Die einfache und diskriminierungsfreie Möglichkeit auch für transgeschlechtliche Personen, den passenden Eintrag zu bekommen, hatte jedoch nicht lange Bestand. Die Bundesregierung und vor allem das Innenministe­rium unter Horst Seehofer (CSU) waren der Ansicht, dass die Änderung des PStG ausschließlich für intergeschlechtliche Menschen gelten soll. Am 10. April des vergangenen Jahres ging daher ein Schreiben des BMI an die für Personenstandsänderung zuständigen Standesämter. Darin wurden die Ämter darauf hingewiesen, dass das PStG nur von intergeschlechtlichen Personen genutzt werden dürfe, die »biologisch weder eindeutig dem männlichen noch dem weiblichen Geschlecht zugeordnet werden«. Ärzte, die transgeschlechtlichen Personen eine Bescheinigung für das Amt ausstellen, machten sich unter Umständen strafbar, drohte das BMI. Diese Anweisung widerspricht der Rechtsprechung des Europäischen Menschenrechtsgerichthofs und einem Gutachten des Deutschen Institut für Menschenrechte. Das vom Familienministerium in Auftrag gegebene Gutachten kam zu dem Schluss, dass das Recht auf Selbstbestimmung und der Schutz der persönlichen Integrität die Rahmenbedingungen für eine Änderung des Personenstands und des Vor­namens setzen müssten.

Bereits im Mai legte das BMI einen Referentenentwurf zur Reformierung des TSG vor. Das vorgesehene Stellungnahmeverfahren für Fachverbände hatte lediglich eine Frist von zwei Tagen. Die Stellungnahmen kritisierten mehrheitlich die fortgesetzte Ungleichbehandlung von inter- und transgeschlechtlichen Menschen und brachten den Gesetzgebungsprozess vorläufig zum Stillstand (Jungle World 23/2019).

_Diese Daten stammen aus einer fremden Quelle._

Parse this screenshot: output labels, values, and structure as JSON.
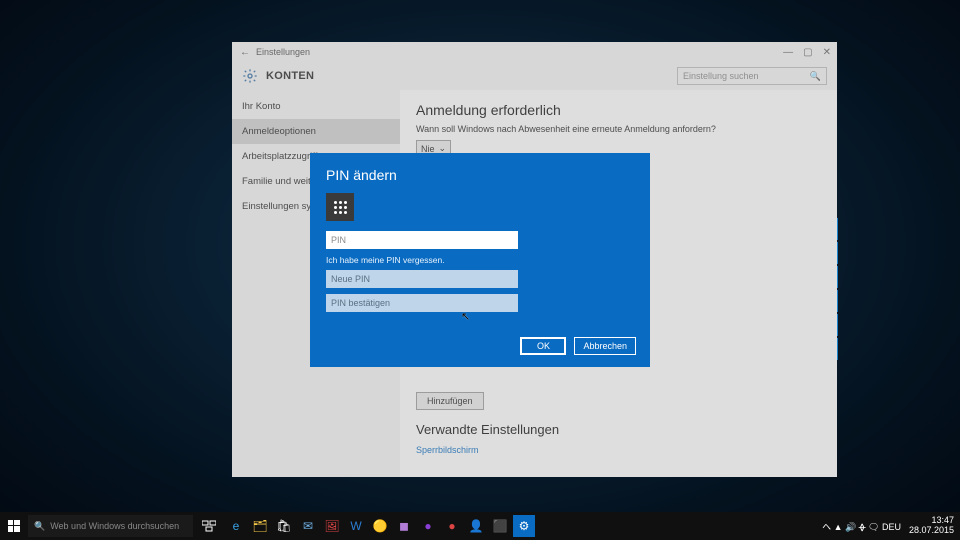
{
  "edgebars_count": 6,
  "settings_window": {
    "titlebar": {
      "back": "←",
      "label": "Einstellungen",
      "min": "—",
      "max": "▢",
      "close": "✕"
    },
    "header": {
      "title": "KONTEN",
      "search_placeholder": "Einstellung suchen"
    },
    "sidebar": {
      "items": [
        {
          "label": "Ihr Konto",
          "active": false
        },
        {
          "label": "Anmeldeoptionen",
          "active": true
        },
        {
          "label": "Arbeitsplatzzugriff",
          "active": false
        },
        {
          "label": "Familie und weitere Benutzer",
          "active": false
        },
        {
          "label": "Einstellungen synchronisieren",
          "active": false
        }
      ]
    },
    "content": {
      "section1_title": "Anmeldung erforderlich",
      "section1_text": "Wann soll Windows nach Abwesenheit eine erneute Anmeldung anfordern?",
      "dropdown_value": "Nie",
      "add_button": "Hinzufügen",
      "related_heading": "Verwandte Einstellungen",
      "related_link": "Sperrbildschirm"
    }
  },
  "pin_dialog": {
    "title": "PIN ändern",
    "pin_placeholder": "PIN",
    "forgot": "Ich habe meine PIN vergessen.",
    "new_pin_placeholder": "Neue PIN",
    "confirm_pin_placeholder": "PIN bestätigen",
    "ok": "OK",
    "cancel": "Abbrechen"
  },
  "taskbar": {
    "search_placeholder": "Web und Windows durchsuchen",
    "clock_time": "13:47",
    "clock_date": "28.07.2015",
    "tray_text": "ヘ ▲ 🔊 ᚖ 🗨 DEU"
  },
  "colors": {
    "accent": "#0a6bc2"
  }
}
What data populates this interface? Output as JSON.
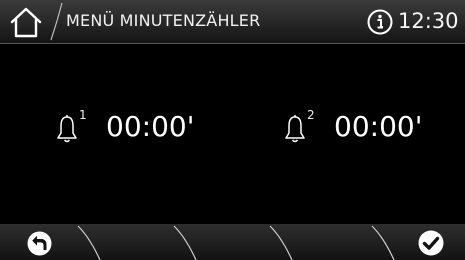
{
  "header": {
    "title": "MENÜ MINUTENZÄHLER",
    "time": "12:30",
    "icons": {
      "home": "home-icon",
      "info": "info-icon"
    }
  },
  "timers": [
    {
      "index": "1",
      "value": "00:00'",
      "icon": "bell-icon"
    },
    {
      "index": "2",
      "value": "00:00'",
      "icon": "bell-icon"
    }
  ],
  "footer": {
    "icons": {
      "back": "back-arrow-icon",
      "confirm": "checkmark-icon"
    }
  },
  "colors": {
    "background": "#000000",
    "header_bar": "#2b2b2b",
    "footer_bar": "#1e1e1e",
    "text": "#ffffff"
  }
}
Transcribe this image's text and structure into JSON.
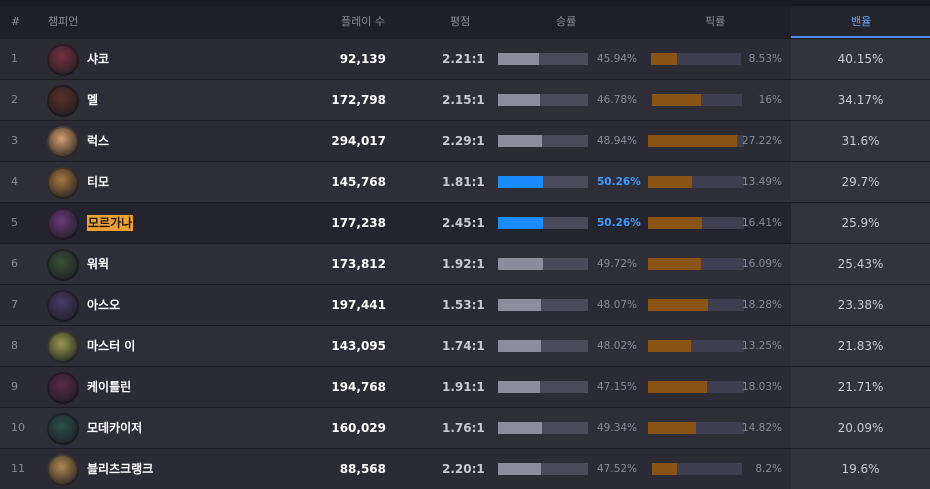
{
  "header": {
    "rank": "#",
    "champion": "챔피언",
    "plays": "플레이 수",
    "kda": "평점",
    "winrate": "승률",
    "pickrate": "픽률",
    "banrate": "밴율"
  },
  "colors": {
    "accent_blue": "#1a8cff",
    "pick_bar": "#8a5514",
    "highlight": "#f0a030",
    "active_tab": "#4c8dff"
  },
  "rows": [
    {
      "rank": "1",
      "name": "샤코",
      "plays": "92,139",
      "kda": "2.21:1",
      "win": "45.94%",
      "win_frac": 0.4594,
      "win_hl": false,
      "pick": "8.53%",
      "pick_frac": 0.0853,
      "ban": "40.15%",
      "avatar": "#7a3040",
      "highlight": false
    },
    {
      "rank": "2",
      "name": "멜",
      "plays": "172,798",
      "kda": "2.15:1",
      "win": "46.78%",
      "win_frac": 0.4678,
      "win_hl": false,
      "pick": "16%",
      "pick_frac": 0.16,
      "ban": "34.17%",
      "avatar": "#5a3028",
      "highlight": false
    },
    {
      "rank": "3",
      "name": "럭스",
      "plays": "294,017",
      "kda": "2.29:1",
      "win": "48.94%",
      "win_frac": 0.4894,
      "win_hl": false,
      "pick": "27.22%",
      "pick_frac": 0.2722,
      "ban": "31.6%",
      "avatar": "#d8a070",
      "highlight": false
    },
    {
      "rank": "4",
      "name": "티모",
      "plays": "145,768",
      "kda": "1.81:1",
      "win": "50.26%",
      "win_frac": 0.5026,
      "win_hl": true,
      "pick": "13.49%",
      "pick_frac": 0.1349,
      "ban": "29.7%",
      "avatar": "#a87840",
      "highlight": false
    },
    {
      "rank": "5",
      "name": "모르가나",
      "plays": "177,238",
      "kda": "2.45:1",
      "win": "50.26%",
      "win_frac": 0.5026,
      "win_hl": true,
      "pick": "16.41%",
      "pick_frac": 0.1641,
      "ban": "25.9%",
      "avatar": "#6a3a78",
      "highlight": true
    },
    {
      "rank": "6",
      "name": "워윅",
      "plays": "173,812",
      "kda": "1.92:1",
      "win": "49.72%",
      "win_frac": 0.4972,
      "win_hl": false,
      "pick": "16.09%",
      "pick_frac": 0.1609,
      "ban": "25.43%",
      "avatar": "#3a5038",
      "highlight": false
    },
    {
      "rank": "7",
      "name": "아스오",
      "plays": "197,441",
      "kda": "1.53:1",
      "win": "48.07%",
      "win_frac": 0.4807,
      "win_hl": false,
      "pick": "18.28%",
      "pick_frac": 0.1828,
      "ban": "23.38%",
      "avatar": "#4a3a68",
      "highlight": false
    },
    {
      "rank": "8",
      "name": "마스터 이",
      "plays": "143,095",
      "kda": "1.74:1",
      "win": "48.02%",
      "win_frac": 0.4802,
      "win_hl": false,
      "pick": "13.25%",
      "pick_frac": 0.1325,
      "ban": "21.83%",
      "avatar": "#9a9a50",
      "highlight": false
    },
    {
      "rank": "9",
      "name": "케이틀린",
      "plays": "194,768",
      "kda": "1.91:1",
      "win": "47.15%",
      "win_frac": 0.4715,
      "win_hl": false,
      "pick": "18.03%",
      "pick_frac": 0.1803,
      "ban": "21.71%",
      "avatar": "#5a2a48",
      "highlight": false
    },
    {
      "rank": "10",
      "name": "모데카이저",
      "plays": "160,029",
      "kda": "1.76:1",
      "win": "49.34%",
      "win_frac": 0.4934,
      "win_hl": false,
      "pick": "14.82%",
      "pick_frac": 0.1482,
      "ban": "20.09%",
      "avatar": "#2a5048",
      "highlight": false
    },
    {
      "rank": "11",
      "name": "블리츠크랭크",
      "plays": "88,568",
      "kda": "2.20:1",
      "win": "47.52%",
      "win_frac": 0.4752,
      "win_hl": false,
      "pick": "8.2%",
      "pick_frac": 0.082,
      "ban": "19.6%",
      "avatar": "#b08a50",
      "highlight": false
    }
  ]
}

Mitte Dezember vergangenen Jahres urteilte dann das Amtsgericht Münster, dass ein Verfahren nach Paragraph 45 PStG nur von der Geschlechts­identität und nicht von medizinischen Diagnosen abhängen dürfe. Daher sei es verfassungswidrig, transgeschlechtlichen Menschen dessen Nutzung vorzuenthalten. Die Bundesregierung antwortete auf eine Anfrage des Bundestagsabgeordneten Sven Lehmann (Grüne), wie sich die Regierung zu dem Urteil verhalten wolle, sie halte daran fest, dass das Gesetz nicht für transgeschlechtliche Menschen gelte.
Angesichts solch diskriminierender Politik könnte eine Ergänzung des Gleichstellungsartikels im Grundgesetz doch mehr als Symbolpolitik sein und tatsächlichen Schutz vor staatlicher Diskriminierung bringen.